More on Yans' statement here - http://stopthedrugwar.org/chronicle/2012/nov/16/un_drug_agency_concerned_by_marijuana_votes

This UN statement disagreement follows a similar one at the OAS conference in May, 2013, where Latin American nations called for changes in drugs laws while the U.S. disagreed. The OAS statement was groundbreaking in its approach to drug policy among a group of nations.

http://www.drugpolicy.org/news/2013/05/oas-secretary-general-presents-historic-drug-policy-report-president-santos-colombia

Ethan Nadelmann, Executive Director of the Drug Policy Alliance, stated:

“Never before has a multilateral organization engaged in such an inclusive and intellectually legitimate analysis of drug policy options. Indeed, it would have been inconceivable just two years ago that the OAS – or any multilateral organization – would publish a document that considers legalization, decriminalization and other alternatives to prohibitionist policies on an equal footing with status quo policies. Political pressures by the US and other governments would have made that impossible.

Much has changed, however, in the past few years. In 2009, former presidents Fernando Henrique Cardoso (Brazil), César Gaviria (Colombia) and Ernesto Zedillo (Mexico) joined with other members of the Latin American Commission on Drugs and Democracy in saying the time had come to “break the taboo” on exploring alternatives to the failed war on drugs. In 2011, those presidents joined with former UN Secretary General Kofi Annan, former U.S. Secretary of State George Shultz, former Federal Reserve Board chairman Paul Volcker, former Swiss President Ruth Dreifuss and other members of the Global Commission on Drug Policy in calling for fundamental reforms to national and global drug policies. Former presidents Jimmy Carter, Ricardo Lagos (Chile), Vicente Fox (Mexico) and Aleksander Kwasniewski (Poland) were among those who seconded their recommendations.

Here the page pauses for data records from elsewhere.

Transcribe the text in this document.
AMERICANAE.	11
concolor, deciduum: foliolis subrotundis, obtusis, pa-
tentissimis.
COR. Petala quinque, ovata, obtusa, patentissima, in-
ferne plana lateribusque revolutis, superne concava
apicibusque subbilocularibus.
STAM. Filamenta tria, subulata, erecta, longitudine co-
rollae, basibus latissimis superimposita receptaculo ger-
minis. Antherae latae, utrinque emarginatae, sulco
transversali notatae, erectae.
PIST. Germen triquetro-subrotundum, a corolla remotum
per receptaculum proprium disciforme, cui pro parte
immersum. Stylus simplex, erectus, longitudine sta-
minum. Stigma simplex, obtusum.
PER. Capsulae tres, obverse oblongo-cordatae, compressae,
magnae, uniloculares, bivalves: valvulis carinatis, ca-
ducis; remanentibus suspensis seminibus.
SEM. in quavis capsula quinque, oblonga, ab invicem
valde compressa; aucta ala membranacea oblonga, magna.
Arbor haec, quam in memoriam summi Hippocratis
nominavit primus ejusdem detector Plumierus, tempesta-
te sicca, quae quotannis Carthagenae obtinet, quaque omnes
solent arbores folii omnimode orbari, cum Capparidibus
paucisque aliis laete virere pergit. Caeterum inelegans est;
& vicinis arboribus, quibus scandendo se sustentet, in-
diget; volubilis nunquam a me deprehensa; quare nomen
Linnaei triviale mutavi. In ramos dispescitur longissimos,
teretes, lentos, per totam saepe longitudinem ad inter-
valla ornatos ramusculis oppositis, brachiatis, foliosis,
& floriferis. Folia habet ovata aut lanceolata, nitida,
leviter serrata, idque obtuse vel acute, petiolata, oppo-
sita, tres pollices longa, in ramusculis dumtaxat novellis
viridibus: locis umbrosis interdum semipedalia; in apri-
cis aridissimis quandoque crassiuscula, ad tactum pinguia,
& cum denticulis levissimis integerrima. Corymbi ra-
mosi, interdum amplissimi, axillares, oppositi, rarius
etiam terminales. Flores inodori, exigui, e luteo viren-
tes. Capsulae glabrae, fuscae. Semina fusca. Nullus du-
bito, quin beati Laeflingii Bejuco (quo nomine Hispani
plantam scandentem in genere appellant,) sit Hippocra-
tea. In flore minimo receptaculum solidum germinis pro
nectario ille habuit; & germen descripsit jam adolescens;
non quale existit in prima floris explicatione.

Beginning in late 2011, current presidents began to join the calls of their predecessors. These included President Santos in Colombia, Otto Perez Molina in Guatemala, José Mujica in Uruguay and then-President Felipe Calderón of Mexico. Simultaneously, the victorious marijuana legalization ballot initiatives in Washington State and Colorado transformed a previously hypothetical debate into real political reform. Other states will almost certainly follow their lead in coming years.